Why This Topic Landed in Japan
Discontent over public safety and institutions amid rising inbound tourism and foreign residents has been building, and the EU's crackdown was received as a model of "the correct way to do things." When domestic cases that read as "only foreigners get arrested," "the prosecution was dropped," and "the police hid nationality" surfaced in the same period, they were consumed together within a framework of distrust over "favoritism toward / reverse discrimination for foreigners."
Key Reaction Themes
- "Japan should follow" — Welcoming the EU's tightening and criticizing Japan's slow politics and administration.
- Distrust of authorities and the judiciary — Reading the dropped prosecution and removed nationality labels as "cover-up" and "letting foreigners off," with anger at prosecutors, police, and local government.
- Fear of a migration chain — Wariness that migrants shut out of Europe and the US will pick Japan as their next refuge.
What Japanese Netizens Are Saying
EU Parliament Tightens Deportation of Undocumented Migrants
The European Parliament passed what was called the strictest-ever deportation rules, spreading "Japan should follow" sentiment.
Comments:
- "The reality of a multicultural coexistence society, lololol."
- "Japan, just do it too 👺."
- "This right here is the correct way the world should be."
- "We should learn from the West—it'll be too late otherwise."
- "Japan, which always follows the West late, won't do anything that doesn't make money."
- "In the end they just want to be carried by welfare and never intended to work, so let's send such people back to the homelands where they'll be more comfortable."

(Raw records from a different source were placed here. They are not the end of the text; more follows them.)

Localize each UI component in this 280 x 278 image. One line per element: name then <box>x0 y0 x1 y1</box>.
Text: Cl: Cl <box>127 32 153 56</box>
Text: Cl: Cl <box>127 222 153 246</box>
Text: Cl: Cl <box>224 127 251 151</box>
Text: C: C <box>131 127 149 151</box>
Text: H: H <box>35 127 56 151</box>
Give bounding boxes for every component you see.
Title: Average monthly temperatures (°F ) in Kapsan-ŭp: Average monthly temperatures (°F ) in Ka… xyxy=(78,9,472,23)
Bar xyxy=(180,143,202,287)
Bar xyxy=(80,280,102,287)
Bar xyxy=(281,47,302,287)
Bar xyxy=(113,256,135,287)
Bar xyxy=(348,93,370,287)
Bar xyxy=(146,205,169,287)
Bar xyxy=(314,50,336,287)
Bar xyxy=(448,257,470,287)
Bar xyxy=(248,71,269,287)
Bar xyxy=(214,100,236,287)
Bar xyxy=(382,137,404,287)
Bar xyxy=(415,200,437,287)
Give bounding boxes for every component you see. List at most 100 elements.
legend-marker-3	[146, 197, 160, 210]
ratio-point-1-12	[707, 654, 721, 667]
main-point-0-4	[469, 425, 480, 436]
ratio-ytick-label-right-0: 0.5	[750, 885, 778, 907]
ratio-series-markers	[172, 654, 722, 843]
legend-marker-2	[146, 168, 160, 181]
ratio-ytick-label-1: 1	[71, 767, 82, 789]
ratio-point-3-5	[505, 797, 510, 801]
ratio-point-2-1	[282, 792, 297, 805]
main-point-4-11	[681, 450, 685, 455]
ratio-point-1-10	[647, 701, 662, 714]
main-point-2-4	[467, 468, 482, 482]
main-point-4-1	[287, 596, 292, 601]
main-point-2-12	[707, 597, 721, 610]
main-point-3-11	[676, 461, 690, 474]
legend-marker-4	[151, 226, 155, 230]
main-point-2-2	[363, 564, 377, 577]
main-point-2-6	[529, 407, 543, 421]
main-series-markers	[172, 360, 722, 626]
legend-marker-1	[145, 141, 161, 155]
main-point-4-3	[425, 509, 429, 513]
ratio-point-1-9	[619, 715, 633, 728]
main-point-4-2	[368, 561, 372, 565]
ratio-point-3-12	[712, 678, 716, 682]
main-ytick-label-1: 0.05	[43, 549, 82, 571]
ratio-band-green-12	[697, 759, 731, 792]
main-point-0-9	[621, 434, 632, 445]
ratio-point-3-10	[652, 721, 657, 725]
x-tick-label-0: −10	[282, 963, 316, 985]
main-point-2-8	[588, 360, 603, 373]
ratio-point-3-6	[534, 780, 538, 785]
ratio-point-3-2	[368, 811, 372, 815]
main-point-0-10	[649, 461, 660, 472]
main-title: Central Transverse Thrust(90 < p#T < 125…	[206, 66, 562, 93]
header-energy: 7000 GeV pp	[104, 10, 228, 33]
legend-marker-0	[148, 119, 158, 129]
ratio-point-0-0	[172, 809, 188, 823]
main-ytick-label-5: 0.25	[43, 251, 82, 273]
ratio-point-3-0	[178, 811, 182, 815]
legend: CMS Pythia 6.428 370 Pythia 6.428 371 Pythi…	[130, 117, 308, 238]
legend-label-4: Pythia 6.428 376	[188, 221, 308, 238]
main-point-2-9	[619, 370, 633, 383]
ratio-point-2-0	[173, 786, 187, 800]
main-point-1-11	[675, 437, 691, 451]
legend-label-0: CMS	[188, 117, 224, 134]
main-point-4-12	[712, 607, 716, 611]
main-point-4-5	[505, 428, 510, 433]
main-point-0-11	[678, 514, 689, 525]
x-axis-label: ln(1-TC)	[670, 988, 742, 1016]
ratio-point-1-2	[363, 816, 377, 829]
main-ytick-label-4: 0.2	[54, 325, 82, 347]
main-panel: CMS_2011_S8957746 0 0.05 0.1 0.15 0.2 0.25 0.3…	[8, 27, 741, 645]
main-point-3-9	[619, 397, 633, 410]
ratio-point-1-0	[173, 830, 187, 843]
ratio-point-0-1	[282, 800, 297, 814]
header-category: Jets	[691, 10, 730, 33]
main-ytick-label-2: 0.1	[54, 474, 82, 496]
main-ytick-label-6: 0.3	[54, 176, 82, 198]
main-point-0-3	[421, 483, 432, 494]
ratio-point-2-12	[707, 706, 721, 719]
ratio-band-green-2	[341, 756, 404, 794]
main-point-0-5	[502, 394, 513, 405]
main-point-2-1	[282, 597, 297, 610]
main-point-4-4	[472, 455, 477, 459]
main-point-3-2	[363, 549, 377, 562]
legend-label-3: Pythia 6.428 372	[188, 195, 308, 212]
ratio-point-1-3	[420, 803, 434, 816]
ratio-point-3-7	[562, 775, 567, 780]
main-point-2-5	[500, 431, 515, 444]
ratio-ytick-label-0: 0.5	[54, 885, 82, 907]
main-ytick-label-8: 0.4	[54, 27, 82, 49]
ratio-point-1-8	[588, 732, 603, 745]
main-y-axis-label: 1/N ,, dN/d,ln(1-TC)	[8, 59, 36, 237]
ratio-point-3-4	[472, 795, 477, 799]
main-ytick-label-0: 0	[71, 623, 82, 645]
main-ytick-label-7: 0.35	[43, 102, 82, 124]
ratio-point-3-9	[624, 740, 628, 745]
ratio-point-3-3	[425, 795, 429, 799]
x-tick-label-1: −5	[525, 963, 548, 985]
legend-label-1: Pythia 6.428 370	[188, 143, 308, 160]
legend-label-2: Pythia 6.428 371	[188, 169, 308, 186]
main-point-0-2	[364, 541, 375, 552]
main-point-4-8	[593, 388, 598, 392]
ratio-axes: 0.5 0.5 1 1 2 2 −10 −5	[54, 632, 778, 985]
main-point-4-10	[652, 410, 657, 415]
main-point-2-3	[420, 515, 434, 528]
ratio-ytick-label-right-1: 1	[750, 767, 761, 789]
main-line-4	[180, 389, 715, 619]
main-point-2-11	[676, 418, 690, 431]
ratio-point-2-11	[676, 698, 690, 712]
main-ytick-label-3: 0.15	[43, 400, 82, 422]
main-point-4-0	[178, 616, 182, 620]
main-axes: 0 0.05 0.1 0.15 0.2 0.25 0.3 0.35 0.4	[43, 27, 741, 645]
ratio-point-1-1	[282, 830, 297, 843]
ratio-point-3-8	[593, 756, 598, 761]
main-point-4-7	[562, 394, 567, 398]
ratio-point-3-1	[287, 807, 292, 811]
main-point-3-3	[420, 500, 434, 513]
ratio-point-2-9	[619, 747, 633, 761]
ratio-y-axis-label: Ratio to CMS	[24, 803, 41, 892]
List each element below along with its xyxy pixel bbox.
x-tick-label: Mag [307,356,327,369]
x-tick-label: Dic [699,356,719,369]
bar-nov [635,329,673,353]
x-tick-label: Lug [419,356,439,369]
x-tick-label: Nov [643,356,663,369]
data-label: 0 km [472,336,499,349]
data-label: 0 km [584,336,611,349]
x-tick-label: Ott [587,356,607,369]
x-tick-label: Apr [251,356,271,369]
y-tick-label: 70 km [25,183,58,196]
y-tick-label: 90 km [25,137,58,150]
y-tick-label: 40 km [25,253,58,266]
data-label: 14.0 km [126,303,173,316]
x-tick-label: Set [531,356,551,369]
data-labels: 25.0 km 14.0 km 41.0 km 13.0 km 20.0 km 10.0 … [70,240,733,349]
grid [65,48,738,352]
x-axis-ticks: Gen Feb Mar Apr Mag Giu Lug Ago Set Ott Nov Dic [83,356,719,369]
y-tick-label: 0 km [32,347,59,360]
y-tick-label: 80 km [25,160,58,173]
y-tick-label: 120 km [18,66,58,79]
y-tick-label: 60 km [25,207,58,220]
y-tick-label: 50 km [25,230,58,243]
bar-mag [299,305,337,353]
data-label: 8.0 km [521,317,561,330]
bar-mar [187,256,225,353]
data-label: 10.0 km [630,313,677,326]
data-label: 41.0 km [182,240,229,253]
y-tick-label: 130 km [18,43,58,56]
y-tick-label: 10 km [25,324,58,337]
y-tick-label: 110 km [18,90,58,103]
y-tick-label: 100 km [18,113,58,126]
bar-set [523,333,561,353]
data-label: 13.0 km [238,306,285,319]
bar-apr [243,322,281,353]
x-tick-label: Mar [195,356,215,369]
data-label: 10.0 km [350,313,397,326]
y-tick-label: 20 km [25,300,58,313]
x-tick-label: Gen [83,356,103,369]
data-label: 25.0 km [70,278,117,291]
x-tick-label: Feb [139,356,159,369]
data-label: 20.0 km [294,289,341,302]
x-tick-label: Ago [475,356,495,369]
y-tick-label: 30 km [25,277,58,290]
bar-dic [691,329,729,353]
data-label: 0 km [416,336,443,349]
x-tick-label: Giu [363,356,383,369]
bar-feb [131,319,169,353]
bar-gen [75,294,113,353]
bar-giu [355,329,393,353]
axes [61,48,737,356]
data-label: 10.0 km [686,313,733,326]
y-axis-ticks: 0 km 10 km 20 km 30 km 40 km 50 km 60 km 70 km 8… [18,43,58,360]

- "The scariest thing is that the migrants who flee from this might plausibly pick Japan as their refuge—that's what frightens me."
- "Japan is slow to decide 👺."
- "Why does our country keep wanting to go backwards? There's even a precedent, so just learn from it."
Chinese Smuggling Case: Company Executive and Wife Arrested
A company executive and his wife were arrested for smuggling Chinese nationals into Japan, prompting calls for an anti-spy law and stricter immigration control.
Source: 2ch
Comments:
- "Aren't all the arrestees foreigners?"
- "There isn't a single Japanese person among the cast of characters."
- "Aren't these naturalized citizens?"
- "Are Chinese people nothing but criminals?"
- "These guys really never do anything good. Don't come to Japan."
- "Hurry up with the anti-spy law!"
- "They need to make entry and exit screening much stricter."
- "Is this some babysitting service for wealthy Chinese?"
- "Look at the name and you can clearly tell they're a spy, lol."
Angolan National's Sexual-Assault Prosecution Dropped
The Tokyo District Prosecutors dropped the case against an Angolan national accused of non-consensual sexual assault, citing a witness becoming unavailable, sparking judicial distrust.
Sources: Yahoo! news, JIJI.COM
Comments:
- "The only Angola I know is (the comedian) Angola-mura-chō."
- "They keep pulling stupid stunts—arrest the prosecutors instead."
- "The judiciary is way too dumb, lol."
- "Thanks a lot, 'Liberal Immigration Party' (a jab at the LDP)."
- "It's because the LDP let migrants in."
- "So buying off the witness is cheaper than legal fees, then."
- "Politicians, police, prosecutors, judges, lawyers: 'We can't speak English, so let's just let foreigners off scot-free.'"
- "Pretty soon even if they kill someone, foreigners will get a non-prosecution."
- "This is seriously over."
Ibaraki Police Drop the "Foreign National" Tag From Arrest Records
Ibaraki Prefectural Police stopped using the "foreign national" label in arrest information on their site, drawing criticism that "there's no way to know about foreign crime anymore."
Comments:
- "Right at the timing the Shimotsuma mayor was 'taken out'…"
- "Pressure from the LDP? lololol."
- "Ibaraki's reputation is in tatters, lol."
- "This affects immigration policy, doesn't it? lololol—obviously, lol."
- "Did Ibaraki police lose to some self-styled 'citizens' group'?"
- "Is it the governor's instruction? The reporting system is just a pressure valve; the ones actively bringing them in are the administration and the business lobby, right?"
- "The whole modus operandi looks like a cartel's retaliation after being cracked down on hard."
- "Thanks, 'Liberal Immigration Party' that refused to disclose a lawmaker's naturalization history."
- "Should I phone my protest to the prefectural police? Or call the prefectural office directly?"